Plaintiff argues that the ALJ violated SSR 00-4p by failing to inquire of the vocational expert if her testimony was consistent with the Dictionary of Occupational Titles (DOT). The Ninth Circuit has made clear that if a conflict exists between the VE's testimony and the DOT, "the ALJ must ... determine whether a basis exists for relying on the expert rather than the [DOT]." Massachi v. Astrue, 486 F.3d. 1149, 1153 (9
Here, the ALJ failed to make the required inquiry. Plaintiff, however, has failed to demonstrate any conflict between the vocational expert's testimony and the DOT. "[T]he burden of showing that an error is harmful normally falls upon the party attacking the agency's determination." Shinseki v. Sanders, 556 U.S. 396, 409 (2009) (citations omitted). Plaintiff has not met her burden of demonstrating harm or prejudice. Accordingly, the Court finds any error by the ALJ to inquire of potential conflicts in the vocational expert's testimony harmless in this instance.

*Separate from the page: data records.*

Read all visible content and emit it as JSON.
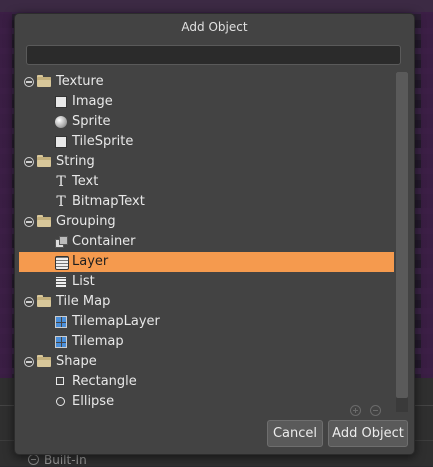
{
  "dialog": {
    "title": "Add Object",
    "search": {
      "value": "",
      "placeholder": ""
    },
    "tree": [
      {
        "label": "Texture",
        "type": "folder"
      },
      {
        "label": "Image",
        "icon": "image-icon"
      },
      {
        "label": "Sprite",
        "icon": "sprite-icon"
      },
      {
        "label": "TileSprite",
        "icon": "tilesprite-icon"
      },
      {
        "label": "String",
        "type": "folder"
      },
      {
        "label": "Text",
        "icon": "text-icon"
      },
      {
        "label": "BitmapText",
        "icon": "bitmaptext-icon"
      },
      {
        "label": "Grouping",
        "type": "folder"
      },
      {
        "label": "Container",
        "icon": "container-icon"
      },
      {
        "label": "Layer",
        "icon": "layer-icon",
        "selected": true
      },
      {
        "label": "List",
        "icon": "list-icon"
      },
      {
        "label": "Tile Map",
        "type": "folder"
      },
      {
        "label": "TilemapLayer",
        "icon": "tilemap-layer-icon"
      },
      {
        "label": "Tilemap",
        "icon": "tilemap-icon"
      },
      {
        "label": "Shape",
        "type": "folder"
      },
      {
        "label": "Rectangle",
        "icon": "rectangle-icon"
      },
      {
        "label": "Ellipse",
        "icon": "ellipse-icon"
      }
    ],
    "buttons": {
      "cancel": "Cancel",
      "add": "Add Object"
    },
    "selection_color": "#f59a4e"
  },
  "background": {
    "builtin_label": "Built-In"
  }
}
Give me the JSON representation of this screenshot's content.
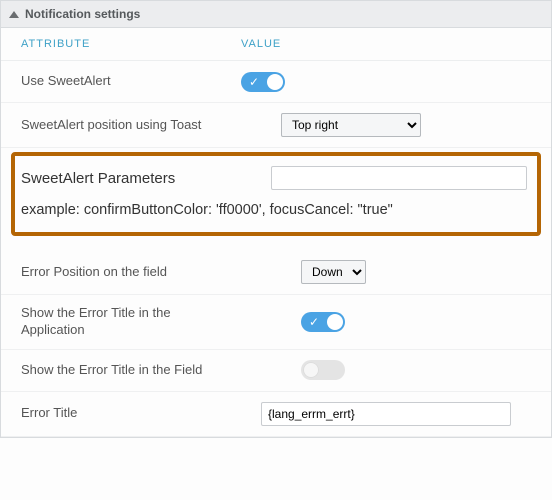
{
  "panel": {
    "title": "Notification settings"
  },
  "columns": {
    "attr": "ATTRIBUTE",
    "val": "VALUE"
  },
  "rows": {
    "use_sweetalert": {
      "label": "Use SweetAlert",
      "on": true
    },
    "position_toast": {
      "label": "SweetAlert position using Toast",
      "options": [
        "Top right"
      ],
      "selected": "Top right"
    },
    "params": {
      "label": "SweetAlert Parameters",
      "value": "",
      "example": "example: confirmButtonColor: 'ff0000', focusCancel: \"true\""
    },
    "error_pos": {
      "label": "Error Position on the field",
      "options": [
        "Down"
      ],
      "selected": "Down"
    },
    "show_title_app": {
      "label": "Show the Error Title in the Application",
      "on": true
    },
    "show_title_field": {
      "label": "Show the Error Title in the Field",
      "on": false
    },
    "error_title": {
      "label": "Error Title",
      "value": "{lang_errm_errt}"
    }
  }
}
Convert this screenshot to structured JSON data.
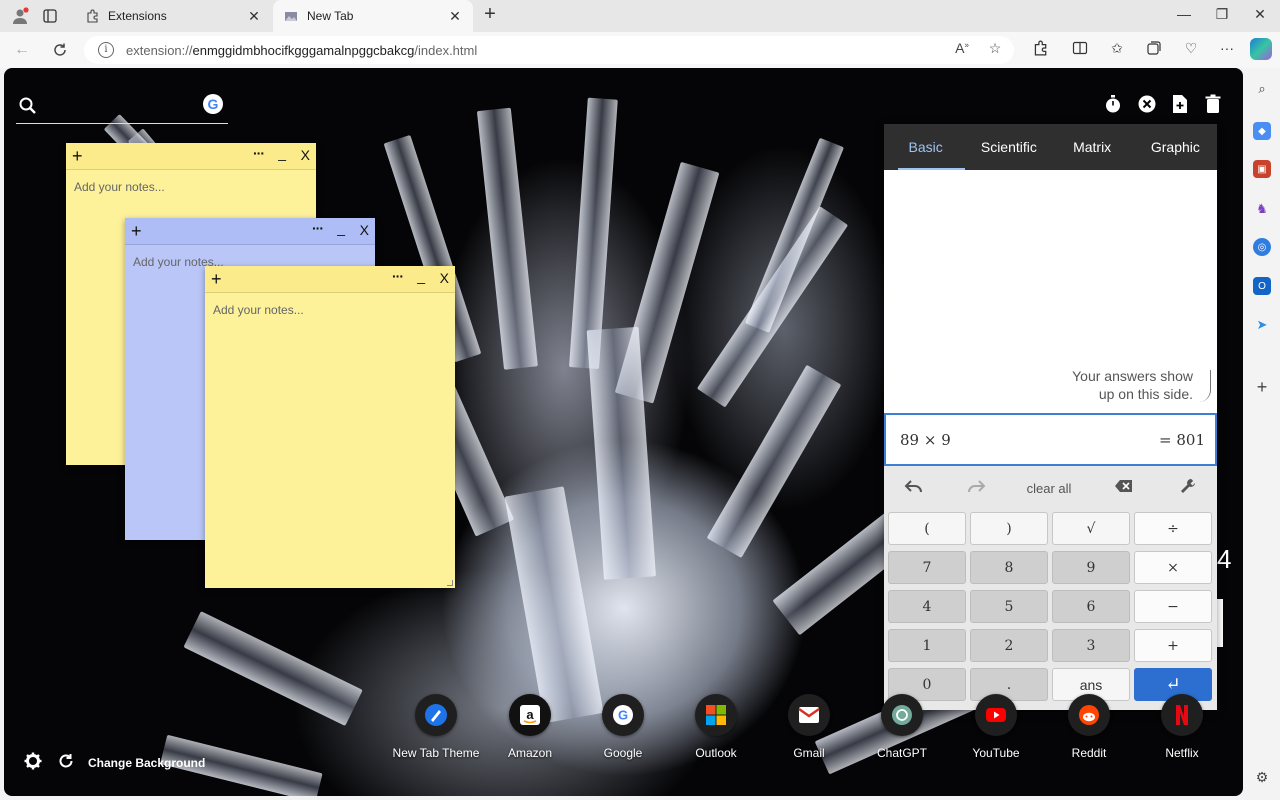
{
  "browser": {
    "tabs": [
      {
        "title": "Extensions",
        "icon": "extension-puzzle-icon",
        "active": false
      },
      {
        "title": "New Tab",
        "icon": "new-tab-theme-icon",
        "active": true
      }
    ],
    "address": {
      "prefix": "extension://",
      "host": "enmggidmbhocifkgggamalnpggcbakcg",
      "path": "/index.html"
    }
  },
  "page": {
    "search": {
      "placeholder": ""
    },
    "notes": [
      {
        "color": "yellow",
        "placeholder": "Add your notes...",
        "more": "···",
        "minimize": "_",
        "close": "X",
        "add": "+"
      },
      {
        "color": "blue",
        "placeholder": "Add your notes...",
        "more": "···",
        "minimize": "_",
        "close": "X",
        "add": "+"
      },
      {
        "color": "yellow",
        "placeholder": "Add your notes...",
        "more": "···",
        "minimize": "_",
        "close": "X",
        "add": "+"
      }
    ],
    "calculator": {
      "tabs": [
        "Basic",
        "Scientific",
        "Matrix",
        "Graphic"
      ],
      "selected_tab": "Basic",
      "hint_line1": "Your answers show",
      "hint_line2": "up on this side.",
      "expression": "89 × 9",
      "result": "= 801",
      "clear_all": "clear all",
      "keys": {
        "row1": [
          "(",
          ")",
          "√",
          "÷"
        ],
        "row2": [
          "7",
          "8",
          "9",
          "×"
        ],
        "row3": [
          "4",
          "5",
          "6",
          "−"
        ],
        "row4": [
          "1",
          "2",
          "3",
          "+"
        ],
        "row5": [
          "0",
          ".",
          "ans",
          "↵"
        ]
      }
    },
    "clock_fragment": "4",
    "shortcuts": [
      {
        "label": "New Tab Theme",
        "icon": "new-tab-theme-icon"
      },
      {
        "label": "Amazon",
        "icon": "amazon-icon"
      },
      {
        "label": "Google",
        "icon": "google-icon"
      },
      {
        "label": "Outlook",
        "icon": "outlook-icon"
      },
      {
        "label": "Gmail",
        "icon": "gmail-icon"
      },
      {
        "label": "ChatGPT",
        "icon": "chatgpt-icon"
      },
      {
        "label": "YouTube",
        "icon": "youtube-icon"
      },
      {
        "label": "Reddit",
        "icon": "reddit-icon"
      },
      {
        "label": "Netflix",
        "icon": "netflix-icon"
      }
    ],
    "change_background": "Change Background"
  },
  "colors": {
    "accent": "#2c6fd1",
    "calc_tab_bg": "#2f2f2f",
    "calc_tab_selected": "#9ec3f5",
    "note_yellow": "#fdf19a",
    "note_blue": "#b9c6f7"
  }
}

Plaintiff argues that the appropriate remedy is to remand the case for an award of benefits. The decision to remand for further development of the record or for an award of benefits is within the discretion of the Court. 42 U.S.C. § 405(g); see Harman v. Apfel, 211 F.3d 1172, 1173-74 (9
This Circuit has held that an action should be remanded for an award of benefits where the ALJ has failed to provide legally sufficient reasons for rejecting evidence, no outstanding issue remains that must be resolved before a determination of disability can be made, and it is clear from the record that the ALJ would be required to find the claimant disabled were the rejected evidence credited as true. See, e.g., Varney v. Sec'y of HHS, 859 F.2d 1396, 1400 (9th Cir. 1988) (Varney II).

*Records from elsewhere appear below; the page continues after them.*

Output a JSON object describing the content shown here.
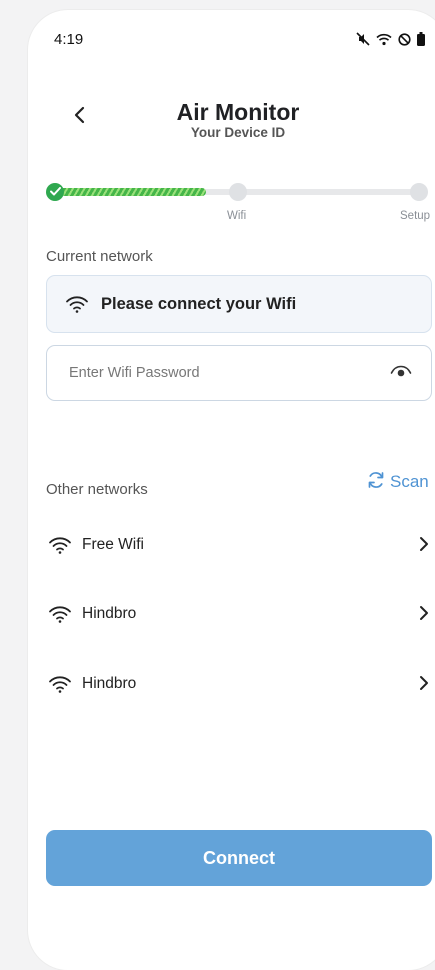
{
  "status_bar": {
    "time": "4:19",
    "icons": [
      "mute-icon",
      "wifi-icon",
      "dnd-icon",
      "battery-icon"
    ]
  },
  "header": {
    "title": "Air Monitor",
    "subtitle": "Your Device ID"
  },
  "progress": {
    "steps": [
      "Wifi",
      "Setup"
    ],
    "fraction_complete": 0.4,
    "colors": {
      "done": "#2fa84f",
      "fill": "#45b649",
      "track": "#e7e8ea"
    }
  },
  "current_network": {
    "label": "Current network",
    "status_text": "Please connect your Wifi"
  },
  "password": {
    "placeholder": "Enter Wifi Password",
    "value": ""
  },
  "other_networks": {
    "label": "Other networks",
    "scan_label": "Scan",
    "items": [
      {
        "name": "Free Wifi"
      },
      {
        "name": "Hindbro"
      },
      {
        "name": "Hindbro"
      }
    ]
  },
  "connect": {
    "label": "Connect",
    "color": "#63a3d9"
  }
}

The ALJ improperly rejected Dr. Iannini's opinion that Plaintiff could work less than 2 hours in an 8-hour day. The vocational expert testified that Iannini's residual functional capacities equate to less than full-time work and less than sedentary work, and therefore there would be no jobs in the national economy that Plaintiff could perform if Dr. Iannini's opinions were controlling. Tr. 49.
The Court concludes that Dr. Iannini's opinion should have been credited. Because it is clear that the ALJ would be required to find Plaintiff disabled if Dr. Iannini's opinion is credited, see Benecke, 379 F.3d at 593-95, the Court will remand the case for an award of benefits. See Orn, 495 F.3d at 640 (remanding for an award of benefits where it was "`clear from the record that the ALJ would be required to determine the claimant disabled'") (citation omitted). A remand for further proceedings is not warranted.
Accordingly,
IT IS ORDERED:
1. Defendant's decision denying benefits is reversed.
2. The case is remanded to Defendant for an award of benefits.
3. The Clerk is directed to enter judgment accordingly.